せっかく格好いい台詞を言ったのに、私を抱っこしたままとか格好つかないし。
「咲留の言う通りや。これからはここの主になるんはお前らやで?しっかり気張りや」
源次がそう言って口角を上げた。
「「「はい」」」
豪達の返事。
「俺達と一緒にここを卒業する奴も多いけど、残る奴も沢山居る。そいつらの事を頼むぞ。それとこいつも...瑠樹を頼むからな」
咲留が真面目な顔で、豪を見た。
「もちろんです。ここの仲間も瑠樹も守ります。咲留さん達の意思は必ず引き継ぎます」
そう言った豪の瞳に偽りはない。
「豪、気合いいれろよ?敵は常に動いてる」
ちぃ君の真面目な声は久々に聞いた。
「ああ、兄貴に言われなくても分かってる。この場所で頂点に立つことの意味を胸に叩き込んでるつもりだ」
豪の声は自信に満ちてる。
元々大きな体格の豪が、もっとずっと大きく見えた。
男の子の世界は、乱暴で怖い部分も多けれど、こんな風に格好いい部分を見せつけられたら、羨ましいと思えてしまう。

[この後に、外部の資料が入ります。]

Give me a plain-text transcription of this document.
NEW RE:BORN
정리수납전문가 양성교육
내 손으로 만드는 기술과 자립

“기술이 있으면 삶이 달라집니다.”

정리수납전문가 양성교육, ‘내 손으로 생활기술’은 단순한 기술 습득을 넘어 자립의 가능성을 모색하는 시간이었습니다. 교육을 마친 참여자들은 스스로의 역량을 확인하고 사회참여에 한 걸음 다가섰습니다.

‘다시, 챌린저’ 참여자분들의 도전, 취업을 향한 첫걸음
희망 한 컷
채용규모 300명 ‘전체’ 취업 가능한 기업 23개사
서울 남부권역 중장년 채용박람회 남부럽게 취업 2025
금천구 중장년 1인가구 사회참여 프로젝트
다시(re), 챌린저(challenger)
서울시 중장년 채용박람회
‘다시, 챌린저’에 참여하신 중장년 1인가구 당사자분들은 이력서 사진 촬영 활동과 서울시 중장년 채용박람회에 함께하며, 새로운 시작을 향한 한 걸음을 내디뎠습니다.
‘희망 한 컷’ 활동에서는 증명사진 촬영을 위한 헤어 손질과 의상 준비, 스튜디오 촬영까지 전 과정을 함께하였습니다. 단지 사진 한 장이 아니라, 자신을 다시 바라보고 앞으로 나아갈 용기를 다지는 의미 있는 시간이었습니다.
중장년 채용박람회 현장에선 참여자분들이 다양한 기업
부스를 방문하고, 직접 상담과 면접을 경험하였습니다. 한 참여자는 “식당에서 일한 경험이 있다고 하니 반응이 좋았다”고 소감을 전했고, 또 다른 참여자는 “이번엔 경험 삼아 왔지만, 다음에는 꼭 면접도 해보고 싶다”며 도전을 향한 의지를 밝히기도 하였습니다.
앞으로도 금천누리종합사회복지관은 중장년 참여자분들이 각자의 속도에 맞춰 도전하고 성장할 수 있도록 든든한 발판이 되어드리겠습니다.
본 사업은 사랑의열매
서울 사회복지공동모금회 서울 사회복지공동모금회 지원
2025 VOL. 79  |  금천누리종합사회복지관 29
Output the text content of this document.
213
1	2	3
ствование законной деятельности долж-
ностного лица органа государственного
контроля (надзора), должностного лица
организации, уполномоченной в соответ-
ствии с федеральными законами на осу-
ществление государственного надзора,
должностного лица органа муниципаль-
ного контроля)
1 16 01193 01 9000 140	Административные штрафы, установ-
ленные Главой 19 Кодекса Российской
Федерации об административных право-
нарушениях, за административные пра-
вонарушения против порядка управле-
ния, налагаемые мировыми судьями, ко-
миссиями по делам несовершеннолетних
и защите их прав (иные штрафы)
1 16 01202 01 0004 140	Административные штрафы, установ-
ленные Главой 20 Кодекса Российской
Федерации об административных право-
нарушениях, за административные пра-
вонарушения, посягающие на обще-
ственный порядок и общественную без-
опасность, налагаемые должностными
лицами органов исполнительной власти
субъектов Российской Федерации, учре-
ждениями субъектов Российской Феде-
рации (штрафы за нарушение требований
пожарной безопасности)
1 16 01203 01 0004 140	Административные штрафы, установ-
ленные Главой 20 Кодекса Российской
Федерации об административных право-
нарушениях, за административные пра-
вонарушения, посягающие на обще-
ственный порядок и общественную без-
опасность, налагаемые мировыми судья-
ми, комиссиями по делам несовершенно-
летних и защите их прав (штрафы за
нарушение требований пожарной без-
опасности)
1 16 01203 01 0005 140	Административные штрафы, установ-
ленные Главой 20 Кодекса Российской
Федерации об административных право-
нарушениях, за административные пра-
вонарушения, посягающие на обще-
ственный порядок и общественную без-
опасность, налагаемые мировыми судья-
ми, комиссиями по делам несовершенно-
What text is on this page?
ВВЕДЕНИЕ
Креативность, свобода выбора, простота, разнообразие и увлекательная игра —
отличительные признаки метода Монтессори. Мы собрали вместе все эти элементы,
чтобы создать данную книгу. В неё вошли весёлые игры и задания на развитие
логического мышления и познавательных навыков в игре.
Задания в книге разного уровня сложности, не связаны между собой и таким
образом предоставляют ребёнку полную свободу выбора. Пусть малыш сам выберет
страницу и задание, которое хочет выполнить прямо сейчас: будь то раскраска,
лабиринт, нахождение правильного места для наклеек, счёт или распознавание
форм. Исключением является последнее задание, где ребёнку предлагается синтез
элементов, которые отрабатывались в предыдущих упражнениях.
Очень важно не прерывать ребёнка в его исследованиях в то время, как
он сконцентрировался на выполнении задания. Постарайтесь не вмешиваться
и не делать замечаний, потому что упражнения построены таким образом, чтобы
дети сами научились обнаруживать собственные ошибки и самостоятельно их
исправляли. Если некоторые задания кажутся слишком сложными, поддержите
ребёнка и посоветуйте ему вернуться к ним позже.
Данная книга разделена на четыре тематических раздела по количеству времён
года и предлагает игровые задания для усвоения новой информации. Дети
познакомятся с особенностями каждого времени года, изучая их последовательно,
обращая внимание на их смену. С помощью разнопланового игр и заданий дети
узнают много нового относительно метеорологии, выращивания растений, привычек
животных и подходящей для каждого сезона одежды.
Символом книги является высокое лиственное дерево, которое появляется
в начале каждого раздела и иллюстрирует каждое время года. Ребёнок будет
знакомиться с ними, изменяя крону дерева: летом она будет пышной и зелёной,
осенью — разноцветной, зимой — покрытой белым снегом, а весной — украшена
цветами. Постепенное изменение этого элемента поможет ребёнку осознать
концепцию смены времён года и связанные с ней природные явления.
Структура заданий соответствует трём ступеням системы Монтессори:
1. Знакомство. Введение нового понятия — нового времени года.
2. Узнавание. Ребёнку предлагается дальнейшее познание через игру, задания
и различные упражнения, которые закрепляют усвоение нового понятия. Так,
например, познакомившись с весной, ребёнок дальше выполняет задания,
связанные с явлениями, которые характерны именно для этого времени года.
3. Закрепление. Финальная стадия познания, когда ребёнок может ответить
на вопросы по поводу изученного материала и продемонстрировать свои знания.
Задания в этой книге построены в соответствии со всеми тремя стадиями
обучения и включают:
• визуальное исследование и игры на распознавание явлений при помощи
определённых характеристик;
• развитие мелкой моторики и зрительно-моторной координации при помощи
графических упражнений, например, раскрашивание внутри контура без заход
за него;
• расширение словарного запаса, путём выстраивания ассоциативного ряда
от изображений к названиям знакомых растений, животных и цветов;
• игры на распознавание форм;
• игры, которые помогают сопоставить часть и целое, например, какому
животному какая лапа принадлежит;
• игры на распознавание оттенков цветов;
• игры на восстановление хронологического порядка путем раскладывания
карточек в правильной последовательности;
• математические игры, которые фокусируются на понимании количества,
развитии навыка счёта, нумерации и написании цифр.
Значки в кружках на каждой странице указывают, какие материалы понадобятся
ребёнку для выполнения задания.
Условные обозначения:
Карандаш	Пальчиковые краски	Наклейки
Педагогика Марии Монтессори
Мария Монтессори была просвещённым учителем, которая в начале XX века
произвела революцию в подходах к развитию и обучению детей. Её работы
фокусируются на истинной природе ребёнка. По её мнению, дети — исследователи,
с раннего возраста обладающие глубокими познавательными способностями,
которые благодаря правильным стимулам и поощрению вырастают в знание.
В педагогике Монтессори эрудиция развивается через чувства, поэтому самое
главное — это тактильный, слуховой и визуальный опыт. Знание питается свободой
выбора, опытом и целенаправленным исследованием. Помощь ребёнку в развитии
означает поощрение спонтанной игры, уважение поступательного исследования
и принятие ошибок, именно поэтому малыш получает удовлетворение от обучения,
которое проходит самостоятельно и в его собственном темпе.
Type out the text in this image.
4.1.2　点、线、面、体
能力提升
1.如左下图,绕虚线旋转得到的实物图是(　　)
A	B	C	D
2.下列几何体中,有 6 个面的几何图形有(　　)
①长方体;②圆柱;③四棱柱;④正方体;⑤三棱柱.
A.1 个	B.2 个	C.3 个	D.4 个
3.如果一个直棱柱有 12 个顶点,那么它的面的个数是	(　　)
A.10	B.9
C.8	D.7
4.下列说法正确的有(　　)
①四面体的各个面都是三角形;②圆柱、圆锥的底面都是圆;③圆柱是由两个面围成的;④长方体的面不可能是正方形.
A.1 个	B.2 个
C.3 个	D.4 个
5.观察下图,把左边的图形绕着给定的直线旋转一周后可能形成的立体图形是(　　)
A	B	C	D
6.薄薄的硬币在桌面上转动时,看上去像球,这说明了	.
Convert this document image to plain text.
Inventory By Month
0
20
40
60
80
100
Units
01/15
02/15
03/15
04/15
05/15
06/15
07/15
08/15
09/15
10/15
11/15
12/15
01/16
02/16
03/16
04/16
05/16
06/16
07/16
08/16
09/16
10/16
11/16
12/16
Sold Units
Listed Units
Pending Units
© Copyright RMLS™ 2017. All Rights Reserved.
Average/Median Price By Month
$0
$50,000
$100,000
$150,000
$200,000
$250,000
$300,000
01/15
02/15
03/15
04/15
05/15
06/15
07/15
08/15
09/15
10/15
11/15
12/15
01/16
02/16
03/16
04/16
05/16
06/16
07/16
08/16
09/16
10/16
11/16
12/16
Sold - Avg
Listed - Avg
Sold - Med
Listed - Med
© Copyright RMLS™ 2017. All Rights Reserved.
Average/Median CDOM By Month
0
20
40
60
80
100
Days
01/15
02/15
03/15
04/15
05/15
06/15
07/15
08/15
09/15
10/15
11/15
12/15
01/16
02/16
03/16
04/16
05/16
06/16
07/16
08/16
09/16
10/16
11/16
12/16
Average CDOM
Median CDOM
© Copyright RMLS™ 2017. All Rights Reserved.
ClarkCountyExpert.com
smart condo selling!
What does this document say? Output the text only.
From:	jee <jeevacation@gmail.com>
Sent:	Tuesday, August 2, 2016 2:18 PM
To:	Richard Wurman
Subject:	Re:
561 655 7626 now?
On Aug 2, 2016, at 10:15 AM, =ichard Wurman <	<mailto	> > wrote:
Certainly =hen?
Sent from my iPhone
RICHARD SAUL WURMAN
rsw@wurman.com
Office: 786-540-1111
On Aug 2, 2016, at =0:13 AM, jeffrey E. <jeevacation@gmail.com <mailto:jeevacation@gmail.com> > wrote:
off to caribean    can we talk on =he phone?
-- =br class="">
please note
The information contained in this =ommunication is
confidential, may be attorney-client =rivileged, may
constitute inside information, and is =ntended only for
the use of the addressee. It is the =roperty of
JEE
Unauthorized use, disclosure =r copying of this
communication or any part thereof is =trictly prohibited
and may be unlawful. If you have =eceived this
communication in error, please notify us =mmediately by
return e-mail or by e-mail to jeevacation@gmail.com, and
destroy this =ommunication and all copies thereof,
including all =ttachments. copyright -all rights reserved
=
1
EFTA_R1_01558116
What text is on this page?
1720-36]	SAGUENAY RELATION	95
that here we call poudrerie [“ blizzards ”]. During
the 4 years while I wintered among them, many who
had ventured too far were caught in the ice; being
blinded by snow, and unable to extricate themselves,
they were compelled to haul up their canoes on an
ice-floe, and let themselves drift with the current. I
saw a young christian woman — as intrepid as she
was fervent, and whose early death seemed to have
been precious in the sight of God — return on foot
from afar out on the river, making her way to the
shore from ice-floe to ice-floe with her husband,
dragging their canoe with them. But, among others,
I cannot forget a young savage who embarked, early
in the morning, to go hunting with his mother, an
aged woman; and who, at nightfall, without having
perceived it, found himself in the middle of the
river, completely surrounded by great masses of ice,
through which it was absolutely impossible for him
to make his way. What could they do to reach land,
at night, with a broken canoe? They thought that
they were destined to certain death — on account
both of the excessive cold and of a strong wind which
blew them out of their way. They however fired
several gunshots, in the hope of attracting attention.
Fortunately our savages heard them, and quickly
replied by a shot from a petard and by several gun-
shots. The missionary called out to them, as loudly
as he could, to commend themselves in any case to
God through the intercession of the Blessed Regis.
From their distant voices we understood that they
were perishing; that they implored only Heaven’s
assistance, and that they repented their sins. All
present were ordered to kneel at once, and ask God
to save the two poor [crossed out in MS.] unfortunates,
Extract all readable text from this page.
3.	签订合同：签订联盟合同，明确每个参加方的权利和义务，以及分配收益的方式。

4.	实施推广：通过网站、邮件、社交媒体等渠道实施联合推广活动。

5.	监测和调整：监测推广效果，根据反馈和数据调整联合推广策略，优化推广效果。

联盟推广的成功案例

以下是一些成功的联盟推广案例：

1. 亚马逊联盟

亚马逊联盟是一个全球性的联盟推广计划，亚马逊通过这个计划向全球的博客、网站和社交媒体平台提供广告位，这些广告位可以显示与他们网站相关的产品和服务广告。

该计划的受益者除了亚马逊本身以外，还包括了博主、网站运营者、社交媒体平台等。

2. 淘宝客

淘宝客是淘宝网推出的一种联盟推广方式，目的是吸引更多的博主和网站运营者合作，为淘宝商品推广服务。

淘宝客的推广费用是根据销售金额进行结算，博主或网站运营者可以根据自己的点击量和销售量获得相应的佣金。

咲留達の作り上げた世界は、しっかりと豪達に引き継がれていく。
拳で語り合う世界を綺麗事では語れないけれど、信頼に道引かれてこうやって集まってくる仲間が居る世界を素敵だと思えるんだ。
女である私が望んでも手に入らない何かを、豪や咲留達は確かに持っているんだから。
語り合う皆を、私は微笑んで見つめていた。